Israel’s coronavirus rate continues to rise, with over 1,300 new cases confirmed on Tuesday, the highest number in four months, and 7,924 active cases, up from just 200 a month ago.
All of Israel’s “red zones” are in secular areas as only 2% of infections are in the Chareidi sector versus 93% of the infections found in the general sector. Despite this fact, the left-wing Haaretz newspaper felt it was appropriate to publish a cartoon by artist Amos Biderman on Monday morning with the age-old theme of Chareidim spreading disease.
Biderman completely ignored the tens of thousands of Israelis crowded at Ben-Gurion Airport on Monday morning, instead publishing an illustration of frum Jews crowding together at the Kosel on Tisha B’Av. As two policemen overlook the crowd, one says to the other: “Is it okay that they’re crowding together like this?” The other policeman responds: “They got a ‘celebration pass’ for Tisha B’av. [A “celebration pass,” an initiative of the new government, will limit gatherings to those who are vaccinated, recovered or present a negative COVID test but will not be limited in size. Mask-wearing will be mandatory except for when eating and drinking.]

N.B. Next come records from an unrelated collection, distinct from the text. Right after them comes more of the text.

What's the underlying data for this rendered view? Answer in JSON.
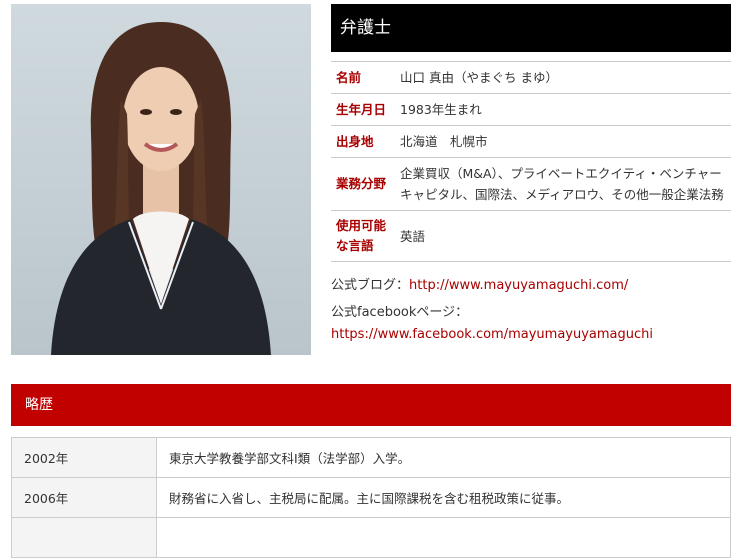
{
  "header": {
    "title": "弁護士"
  },
  "profile": {
    "photo_name": "profile-photo",
    "rows": [
      {
        "label": "名前",
        "value": "山口 真由（やまぐち まゆ）"
      },
      {
        "label": "生年月日",
        "value": "1983年生まれ"
      },
      {
        "label": "出身地",
        "value": "北海道　札幌市"
      },
      {
        "label": "業務分野",
        "value": "企業買収（M&A）、プライベートエクイティ・ベンチャーキャピタル、国際法、メディアロウ、その他一般企業法務"
      },
      {
        "label": "使用可能な言語",
        "value": "英語"
      }
    ]
  },
  "links": {
    "blog_label": "公式ブログ：",
    "blog_url": "http://www.mayuyamaguchi.com/",
    "facebook_label": "公式facebookページ：",
    "facebook_url": "https://www.facebook.com/mayumayuyamaguchi"
  },
  "career": {
    "heading": "略歴",
    "rows": [
      {
        "year": "2002年",
        "text": "東京大学教養学部文科Ⅰ類（法学部）入学。"
      },
      {
        "year": "2006年",
        "text": "財務省に入省し、主税局に配属。主に国際課税を含む租税政策に従事。"
      },
      {
        "year": "",
        "text": ""
      }
    ]
  },
  "colors": {
    "accent": "#c10000",
    "label_red": "#a80000",
    "title_bg": "#000000"
  }
}
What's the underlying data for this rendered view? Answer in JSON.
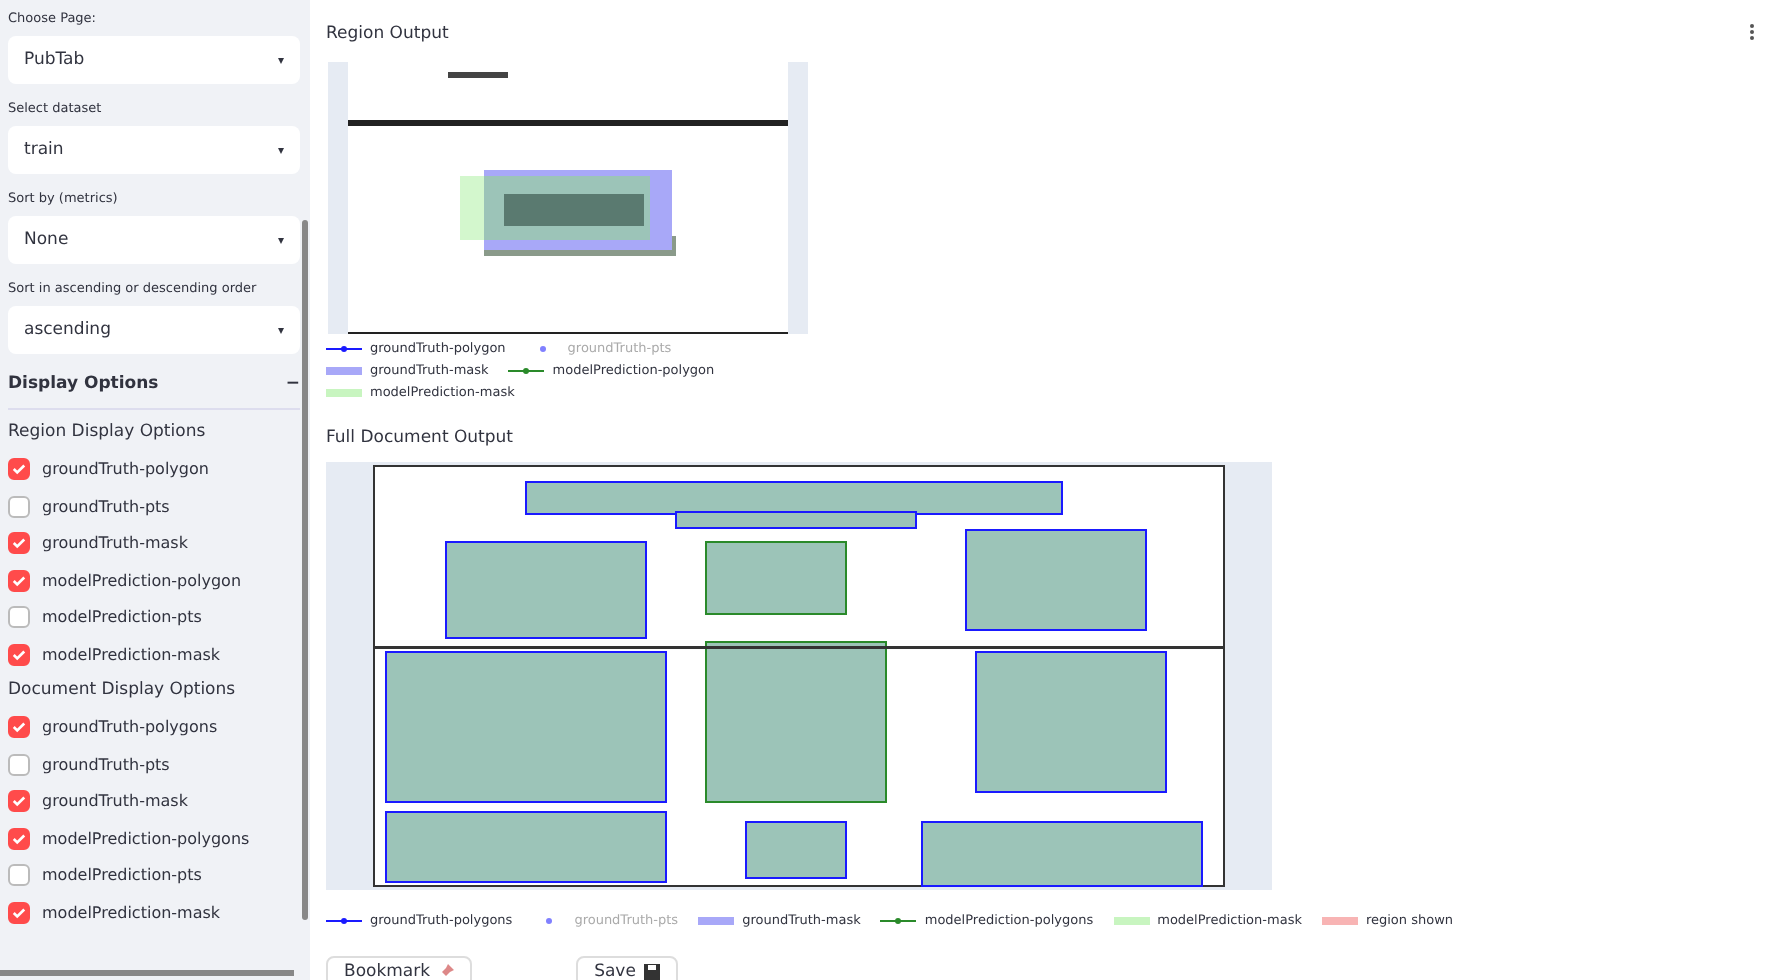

כל אחד ושער השמיים שלו pic.twitter.com/tmTeowp0aJ
— יהודה אייזיקוביץ (@chareidiic) July 19, 2021
On Tuesday, 100,000 Arabs gathered together at Har HaBayis to pray on the first day of the Muslim holiday of Eid al-Adha but Biderman chose not to publish a cartoon on the issue, despite the reported rise in virus cases in the Arab-Israeli sector.
— אברהם גרינצייג (@avigrin10) July 20, 2021
In response to the cartoon, Chareidi artists Yoni Eisenstein and Yisrael Meir posted a clip of the scene with different captions and Ani Maamin playing in the background. One policeman says to the other: ‘Look, Am Yisrael Chai.’ The other policeman answers: ‘I wonder what Biderman sees.’